The checkpoints example is illustrative and I’ll take that into account when doing initial design work that plugin interfaces can be made to exist which would allow you to do that. My goal is not to preclude behavior, but to have some set of X, Y, and Z behaviors which I feel are appropriate, generalizable, and sufficiently mature that I’m committing to its maintenance long-term.
The bits below are to provide you my thought process and context, no negative feelings or opinions at all. Please read in that spirit that I want to make sure there’s light shined onto why I think this way as a maintainer trying to provide a great user experience.
That’s not to say that others cannot use those interfaces and plugins to make the behavior they’re looking for. Its just that multi-robot scheduling, planning, and coordination is a wide field and there’s no single class of method that works for a broad enough distribution the user-base. The example you show is still largely single-robot planning with some business logic to stop to ask if continuing is cool - I think that’s a totally doable thing here, but that doesn’t help the person trying to do centralized coordination of a massive fleet nor decentralized active traffic management when other robots come into their zones. When I say “Nav2 supports all types of robots”, its because I and the working group have spent years building new planners, controllers, and capabilities to support that cross-section of circular/non-circular, differential, omnidirectional, ackermann, and arbitrary kinematic robot base types.
I don’t want to be put in a situation where I open the can of worms by making a statement that “Nav2 supports multi-robot navigation” and I’m becoming flooded with tickets / requests / complaints that I don’t support what they need (and on the surface is an absolutely reasonable capability request) and that I’ve said something deceptive or untrue in their opinion. That’s a bad user experience and what’s scientifically speaking referred to as “a bad time” for myself. I could easily see a world where if I committed to providing the level of behavior and cross-section of algorithms for multi-robot navigation as I’ve worked hard to provide in other areas, that could consume the next 3-5 years of my active development time - and that’s simply not our goals or aims at this moment. I’m not saying it won’t ever be, but isn’t today.
Additionally, the types of companies that are looking for multi-robot scheduling / coordination / planning are typically well-funded (due to being extremely profitable) with highly capable engineers working on such problems.
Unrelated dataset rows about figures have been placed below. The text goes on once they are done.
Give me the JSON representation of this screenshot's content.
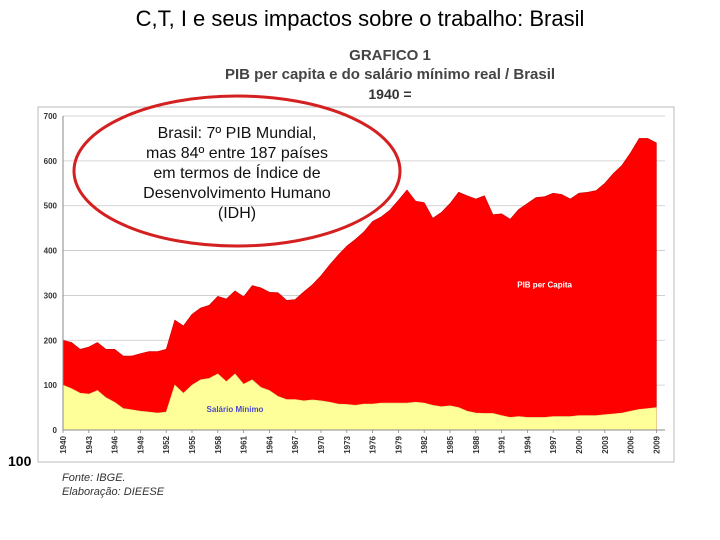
{
  "slide_title": "C,T, I e seus impactos sobre o trabalho: Brasil",
  "side_number": "100",
  "source_lines": [
    "Fonte: IBGE.",
    "Elaboração: DIEESE"
  ],
  "callout_lines": [
    "Brasil: 7º PIB Mundial,",
    "mas 84º entre 187 países",
    "em termos de Índice de",
    "Desenvolvimento Humano",
    "(IDH)"
  ],
  "colors": {
    "pib": "#ff0000",
    "salario": "#ffff99",
    "callout_border": "#d42020",
    "grid": "#c8c8c8"
  },
  "chart_data": {
    "type": "area",
    "title": [
      "GRAFICO 1",
      "PIB per capita e do salário mínimo real / Brasil",
      "1940 ="
    ],
    "xlabel": "",
    "ylabel": "",
    "xlim": [
      1940,
      2010
    ],
    "ylim": [
      0,
      700
    ],
    "y_ticks": [
      0,
      100,
      200,
      300,
      400,
      500,
      600,
      700
    ],
    "x_ticks": [
      1940,
      1943,
      1946,
      1949,
      1952,
      1955,
      1958,
      1961,
      1964,
      1967,
      1970,
      1973,
      1976,
      1979,
      1982,
      1985,
      1988,
      1991,
      1994,
      1997,
      2000,
      2003,
      2006,
      2009
    ],
    "series": [
      {
        "name": "PIB per Capita",
        "x": [
          1940,
          1941,
          1942,
          1943,
          1944,
          1945,
          1946,
          1947,
          1948,
          1949,
          1950,
          1951,
          1952,
          1953,
          1954,
          1955,
          1956,
          1957,
          1958,
          1959,
          1960,
          1961,
          1962,
          1963,
          1964,
          1965,
          1966,
          1967,
          1968,
          1969,
          1970,
          1971,
          1972,
          1973,
          1974,
          1975,
          1976,
          1977,
          1978,
          1979,
          1980,
          1981,
          1982,
          1983,
          1984,
          1985,
          1986,
          1987,
          1988,
          1989,
          1990,
          1991,
          1992,
          1993,
          1994,
          1995,
          1996,
          1997,
          1998,
          1999,
          2000,
          2001,
          2002,
          2003,
          2004,
          2005,
          2006,
          2007,
          2008,
          2009
        ],
        "values": [
          200,
          195,
          180,
          185,
          195,
          180,
          180,
          165,
          165,
          170,
          175,
          175,
          180,
          245,
          232,
          258,
          272,
          278,
          298,
          292,
          310,
          297,
          322,
          317,
          307,
          306,
          289,
          291,
          308,
          324,
          344,
          368,
          390,
          410,
          425,
          442,
          465,
          475,
          490,
          512,
          535,
          510,
          507,
          472,
          485,
          505,
          530,
          522,
          515,
          522,
          480,
          482,
          470,
          492,
          505,
          518,
          520,
          528,
          525,
          515,
          528,
          530,
          534,
          550,
          572,
          590,
          618,
          650,
          650,
          640
        ]
      },
      {
        "name": "Salário Mínimo",
        "x": [
          1940,
          1941,
          1942,
          1943,
          1944,
          1945,
          1946,
          1947,
          1948,
          1949,
          1950,
          1951,
          1952,
          1953,
          1954,
          1955,
          1956,
          1957,
          1958,
          1959,
          1960,
          1961,
          1962,
          1963,
          1964,
          1965,
          1966,
          1967,
          1968,
          1969,
          1970,
          1971,
          1972,
          1973,
          1974,
          1975,
          1976,
          1977,
          1978,
          1979,
          1980,
          1981,
          1982,
          1983,
          1984,
          1985,
          1986,
          1987,
          1988,
          1989,
          1990,
          1991,
          1992,
          1993,
          1994,
          1995,
          1996,
          1997,
          1998,
          1999,
          2000,
          2001,
          2002,
          2003,
          2004,
          2005,
          2006,
          2007,
          2008,
          2009
        ],
        "values": [
          100,
          92,
          82,
          80,
          88,
          72,
          62,
          48,
          45,
          42,
          40,
          38,
          40,
          100,
          82,
          100,
          112,
          115,
          125,
          108,
          125,
          102,
          112,
          95,
          88,
          75,
          68,
          68,
          65,
          67,
          65,
          62,
          58,
          57,
          55,
          58,
          58,
          60,
          60,
          60,
          60,
          62,
          60,
          55,
          52,
          54,
          50,
          42,
          38,
          37,
          37,
          32,
          28,
          30,
          28,
          28,
          28,
          30,
          30,
          30,
          32,
          32,
          32,
          34,
          36,
          38,
          42,
          46,
          48,
          50
        ]
      }
    ],
    "annotations": [
      "PIB per Capita",
      "Salário Mínimo"
    ]
  }
}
A 1% change in performance of the fleet based on that multi-robot layer can result in millions of dollars of saved money for a client. As a result, I almost assume that a layer like that provides mere tutorial value for students and initial prototype value for startups since they will need to create something bespoke for their needs shortly after to compete in the growing market. When we work on adding a new significant capability to Nav2, its important to me that this is not a research-quality capability and this is ready for prime-time and can/should be used by companies in their production environments.
The problem that Open-RMF looks to solve is slightly different and more naturally lends itself to open-source development. Since we’re not trying to optimally coordinate a fleet but trying to handle discrepancies and issues between fleets, that indeed is something of interest and non-tutorial non-prototype level utility if made well. However the point above remains that I don’t want to make a statement about multi-robot-ing in Nav2, but that does not mean that I don’t think the stuff in Nav2 cannot be used in that way or that we should not consider those applications in our designs. But the plugins and specific developments to support it I believe should live somewhere outside of the main stack as to not draw in inappropriate conclusions from passive bystanders (e.g. navigation2_auxiliary
, navigation2_multirobot
, or part of Open-RMF’s organization). There are indeed intentional choices made already within Nav2 with an eye for needs of multi-robot users, but its notable that I never outright mention it. This is a very intentional decision until such a time when we can commit to providing and supporting for the long term the cross-section of common user needs in multi-robot fleet management within the Nav2 ecosystem’s core (multi-fleet coordination, centralized and decentralized fleet planning, fleet planning on graphs and freespace).
So with that context, please note that I’m not saying I’m going to throw out all multi-robot needs and particularly those that are required or beneficial for a stronger binding to Open-RMF. However, it won’t be a first-class citizen within Nav2’s provided implementations and at some point, we may need to make compromises which do preclude certain types of less-common multi-robot-ing in exchange for code quality / maintainability / utility for the primary user-base. From what you describe @grey , that’s all 100% on the table and I see no reason this couldn’t and shouldn’t be considered for what’s to come here. But rather than seeing a clearance
feature builtin, you may instead find a nice plugin interface where it can be injected. I view integrations with Open-RMF as strategically important for Nav2 (and vise versa I imagine) to grow the pie of the ecosystem and maximize contributions.
I suppose in summary: plugins, plugins everywhere!